Peyote Stitch, which can also be called gourd stitch, is an off loom bead weaving technique. It has a few varieties the most commonly seen is made as flat strips which can be worked with either an odd or even number of beads per row. Particularly useful when wanting to make a beaded toggle clasp as you can use the circular and tubular technique to make the perfect clasp to finish your bead woven piece.
Examples of peyote stitch have been found in many cultures around the world. Members of the Native American Church use the stitch to decorate objects that are used in peyote ceremonies which is where the name comes from.
Technically one of the easiest stitches but can often take a bit of practice to make a piece that you are happy with. The basic steps of peyote stitch are pick up one, skip one, pass through one, repeat, sounds easy but do not be discouraged if you first attempts appear less than perfect, read on for a few tips on how to master this essential stitch.
Technically you can use any form of seed beads to weave peyote but what you choose will make a big difference in the way the beadwoven piece looks. My personal favourites to use are delica beads, these beads are about as wide as they are long and lock together beautifully forming a wonderful and tactile piece of fabric. If you find the standard delicas too small try weaving with double delicas for a much chunkier piece of beadwork.
Size 11 seed beads will also make a lovely piece of beadwork but don't lock together quite as neatly as delicas. Japanese seed beads tend to be easier to use than Czech as they tend to be more uniform across the finishes, for instance silver lined tends to be smaller than opaque. If using Czech keeping the finish the same will make things much easier.
You may also find that tiny little cubes will work as well but as with all beads make sure to cull any that are not evenly shaped.

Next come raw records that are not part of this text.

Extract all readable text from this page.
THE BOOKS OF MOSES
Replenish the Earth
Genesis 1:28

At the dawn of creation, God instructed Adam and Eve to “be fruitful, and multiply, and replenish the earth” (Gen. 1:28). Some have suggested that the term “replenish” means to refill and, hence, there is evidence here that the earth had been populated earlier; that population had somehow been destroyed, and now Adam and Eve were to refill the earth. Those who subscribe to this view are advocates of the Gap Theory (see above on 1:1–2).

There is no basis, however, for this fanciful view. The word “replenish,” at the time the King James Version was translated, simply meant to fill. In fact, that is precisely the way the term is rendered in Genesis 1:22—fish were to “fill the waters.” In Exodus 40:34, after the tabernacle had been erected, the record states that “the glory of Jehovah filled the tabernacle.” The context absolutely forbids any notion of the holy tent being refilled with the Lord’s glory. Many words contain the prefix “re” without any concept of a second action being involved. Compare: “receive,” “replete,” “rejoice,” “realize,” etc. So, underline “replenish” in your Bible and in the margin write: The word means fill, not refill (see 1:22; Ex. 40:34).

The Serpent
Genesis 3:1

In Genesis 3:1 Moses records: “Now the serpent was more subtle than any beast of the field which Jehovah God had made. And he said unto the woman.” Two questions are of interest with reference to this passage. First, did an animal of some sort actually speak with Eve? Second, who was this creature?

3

The beading thread you use will generally come down to personal preference and there is plenty of variety out there. Work with a few until you find a thread that you feel really comfortable working with. Nymo is probably the most well known beading thread, it is inexpensive and comes in a wide variety of colours making it easier to match your thread to your beadwork. Working with beading thread like this will create a fairly flexible piece of beadwork.
If you are looking for something a bit stronger or are after a stiffer piece of beadwork then a braided thread such as Fireline may help. It can also make a big difference when first starting out with peyote as the first few rows will have a bit more stability.
This is often what puts everybody off of working with peyote! The first 3 rows are often the most difficult and fiddly but practice makes perfect. There are also ways to make this easier if you really can't get those first few rows down.